Consideraciones para una tarde de noviembre
El sabor de la tarde puede ser, a veces, el aroma que trae el aire desde una taza de café, ese sabor que se mezcla con las flores de los paraísos que estallan en octubre y agonizan en noviembre.
También puede interceptarlo el inconfundible perfume que emana de la cocción de un pollo al horno que produce un quebrantamiento del equilibrio por hallarse fuera de horario, a las siete, cuando la tarde todavía no abandona su rol de tarde y la noche ni siquiera empezó a crecer. El crepúsculo diría alguien con veleidades poéticas, pero no, es esa hora incierta en que todo se quiebra. La gente aún no regresa de su trabajo, los chicos aún no terminaron sus deberes y las amas de casa oscilan en ese intervalo que no es ni una cosa ni la otra.
Es como si en ese horario una inquietud atravesara la ciudad descolocando a sus habitantes, tan programados, tan estructurados y el libre albedrío los desinstalara de su propia personalidad.
Los gatos permanecen al acecho a la espera de la noche. Los perros conducidos por sus dueños dudan en la coordinación del horario para liberar sus excrementos. Los únicos que sonríen son los bebés en sus cochecitos que van descubriendo el mundo, bebés inocentes de los misterios informáticos que acercan sus manitos a los cajeros automáticos y teclean en los celulares como en un piano de juguete. De vez en cuando la sirena de una ambulancia desestabiliza el escenario y pone sombras en esa recreación perfecta.
Es la hora de lo furtivo, de los amantes, de los vehículos públicos y privados que se alborotan, del odio contenido de sus pasajeros apresurados por regresar a sus respectivos infiernos o rutinas cotidianas. Los excéntricos, los normales si es que queda alguno, los solitarios, los bulliciosos empiezan a demostrar una agitación especial. Unos van a cursar estudios nocturnos, otros a preparar la cena, otros a mirar por la venta lo que hacen los demás.

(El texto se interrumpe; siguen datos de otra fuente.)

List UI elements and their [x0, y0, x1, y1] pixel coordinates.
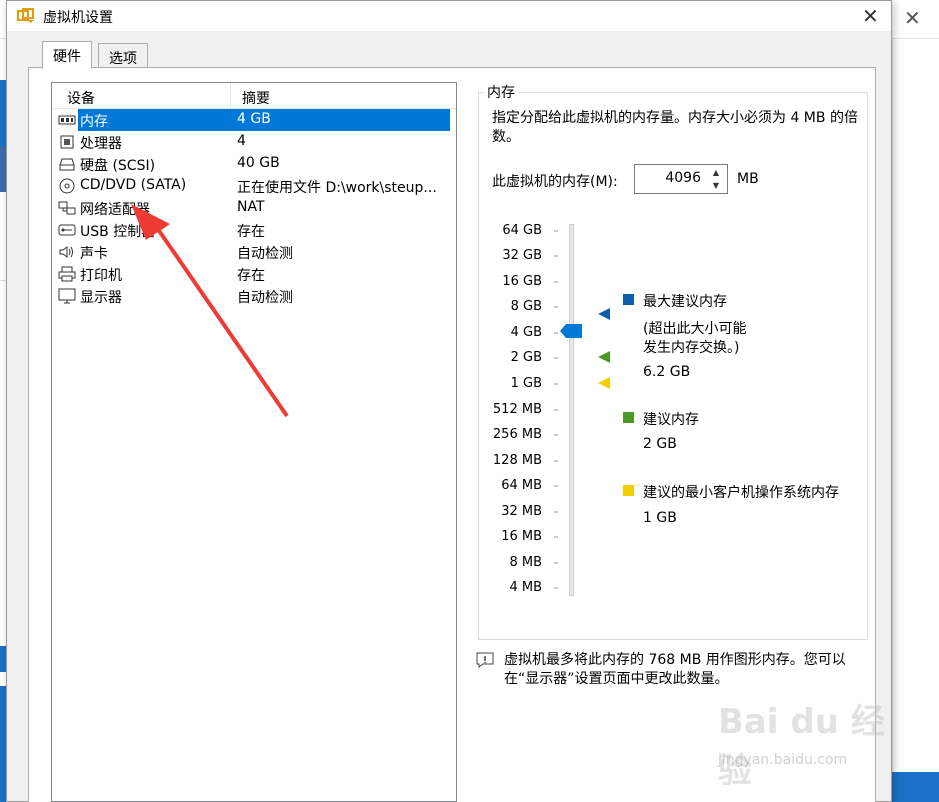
printer-icon — [58, 266, 76, 282]
min-recommended-value: 1 GB — [643, 510, 677, 526]
device-name: USB 控制器 — [80, 224, 156, 240]
memory-input[interactable]: 4096 ▲ ▼ — [634, 164, 728, 194]
device-row-printer[interactable]: 打印机 存在 — [52, 263, 456, 285]
scale-ticks — [554, 230, 558, 589]
memory-icon — [58, 115, 76, 125]
max-recommended-note: (超出此大小可能 — [643, 321, 747, 337]
min-recommended-label: 建议的最小客户机操作系统内存 — [643, 485, 839, 501]
device-summary: 存在 — [237, 268, 265, 284]
memory-slider-thumb[interactable] — [560, 324, 582, 338]
device-name: 网络适配器 — [80, 202, 150, 218]
close-icon[interactable]: ✕ — [862, 4, 879, 28]
max-recommended-value: 6.2 GB — [643, 364, 691, 380]
device-summary: 自动检测 — [237, 246, 293, 262]
cd-dvd-icon — [59, 178, 75, 194]
device-summary: 40 GB — [237, 155, 280, 171]
dialog-title: 虚拟机设置 — [43, 10, 113, 26]
scale-label: 16 GB — [502, 274, 542, 289]
max-recommended-marker-icon — [598, 308, 610, 320]
graphics-memory-info: 虚拟机最多将此内存的 768 MB 用作图形内存。您可以在“显示器”设置页面中更… — [504, 652, 846, 687]
memory-unit: MB — [737, 171, 759, 187]
device-summary: 正在使用文件 D:\work\steup... — [237, 180, 437, 196]
dialog-titlebar: 虚拟机设置 ✕ — [7, 1, 891, 31]
processor-icon — [60, 135, 74, 149]
vmware-icon — [17, 8, 34, 23]
scale-label: 1 GB — [510, 376, 542, 391]
spin-down-icon[interactable]: ▼ — [707, 180, 725, 192]
scale-label: 32 MB — [501, 504, 542, 519]
device-list[interactable]: 设备 摘要 内存 4 GB 处理器 4 硬盘 (SCSI) 40 GB CD/D… — [51, 82, 457, 802]
memory-group-title: 内存 — [484, 82, 518, 102]
scale-label: 4 GB — [510, 325, 542, 340]
column-header-summary[interactable]: 摘要 — [242, 88, 270, 108]
column-divider[interactable] — [230, 83, 231, 109]
scale-label: 64 MB — [501, 478, 542, 493]
column-header-device[interactable]: 设备 — [67, 88, 95, 108]
device-row-network-adapter[interactable]: 网络适配器 NAT — [52, 197, 456, 219]
memory-scale: 64 GB 32 GB 16 GB 8 GB 4 GB 2 GB 1 GB 51… — [490, 218, 550, 598]
device-row-sound-card[interactable]: 声卡 自动检测 — [52, 241, 456, 263]
memory-input-value[interactable]: 4096 — [665, 170, 701, 186]
scale-label: 64 GB — [502, 223, 542, 238]
device-name: 声卡 — [80, 246, 108, 262]
scale-label: 16 MB — [501, 529, 542, 544]
background-panel — [890, 772, 939, 802]
scale-label: 32 GB — [502, 248, 542, 263]
scale-label: 512 MB — [492, 402, 542, 417]
scale-label: 2 GB — [510, 350, 542, 365]
background-panel — [892, 39, 939, 772]
device-row-cd-dvd[interactable]: CD/DVD (SATA) 正在使用文件 D:\work\steup... — [52, 175, 456, 197]
max-recommended-label: 最大建议内存 — [643, 294, 727, 310]
device-name: 内存 — [80, 114, 108, 130]
device-row-harddisk[interactable]: 硬盘 (SCSI) 40 GB — [52, 153, 456, 175]
network-adapter-icon — [58, 201, 76, 215]
sound-card-icon — [59, 246, 73, 258]
device-summary: NAT — [237, 199, 265, 215]
max-recommended-swatch — [623, 294, 634, 305]
device-name: 显示器 — [80, 290, 122, 306]
info-icon — [476, 652, 494, 668]
recommended-label: 建议内存 — [643, 412, 699, 428]
recommended-marker-icon — [598, 351, 610, 363]
recommended-value: 2 GB — [643, 436, 677, 452]
device-name: 硬盘 (SCSI) — [80, 158, 156, 174]
scale-label: 4 MB — [509, 580, 542, 595]
background-close-icon[interactable]: ✕ — [904, 6, 921, 30]
scale-label: 8 MB — [509, 555, 542, 570]
recommended-swatch — [623, 412, 634, 423]
device-name: 打印机 — [80, 268, 122, 284]
scale-label: 128 MB — [492, 453, 542, 468]
device-summary: 自动检测 — [237, 290, 293, 306]
display-icon — [58, 288, 76, 304]
device-name: CD/DVD (SATA) — [80, 177, 187, 193]
device-summary: 4 GB — [237, 111, 271, 127]
device-summary: 存在 — [237, 224, 265, 240]
scale-label: 256 MB — [492, 427, 542, 442]
min-recommended-marker-icon — [598, 377, 610, 389]
spin-up-icon[interactable]: ▲ — [707, 167, 725, 179]
tab-options[interactable]: 选项 — [98, 43, 148, 69]
min-recommended-swatch — [623, 485, 634, 496]
device-row-memory[interactable]: 内存 4 GB — [52, 109, 456, 131]
device-list-header: 设备 摘要 — [52, 83, 456, 109]
memory-field-label: 此虚拟机的内存(M): — [492, 174, 618, 190]
memory-slider-track[interactable] — [569, 224, 574, 596]
usb-icon — [58, 224, 76, 236]
device-row-display[interactable]: 显示器 自动检测 — [52, 285, 456, 307]
harddisk-icon — [59, 158, 75, 171]
tab-hardware[interactable]: 硬件 — [42, 41, 92, 69]
device-row-processor[interactable]: 处理器 4 — [52, 131, 456, 153]
device-summary: 4 — [237, 133, 246, 149]
scale-label: 8 GB — [510, 299, 542, 314]
memory-description: 指定分配给此虚拟机的内存量。内存大小必须为 4 MB 的倍数。 — [492, 110, 858, 145]
device-row-usb[interactable]: USB 控制器 存在 — [52, 219, 456, 241]
max-recommended-note: 发生内存交换。) — [643, 340, 740, 356]
device-name: 处理器 — [80, 136, 122, 152]
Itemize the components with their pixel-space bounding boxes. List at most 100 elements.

En algún lugar alguien nace, alguien muere, alguien que no lo sabe, se salva, imprevisto que pone en este martes una llamita titilante, como una melodía fuera de lo que indica la partitura. Pero hay un momento, un solo momento, un segundo, en que aparece el silencio. Un silencio audible para unos pocos, un silencio tan potente que quiebra todas las otras sensaciones. Es el silencio que perciben los elegidos, los que miran más allá de sus ojos atravesando cuerpos, mentes, objetos. Y es como si humanos, animales y plantas se unieran en un rezo y se dieran el beso de la paz, ese que el sacerdote a esta misma hora solicita a los feligreses en los templos. El beso de la paz del mundo. El beso del silencio. El silencio de los elegidos.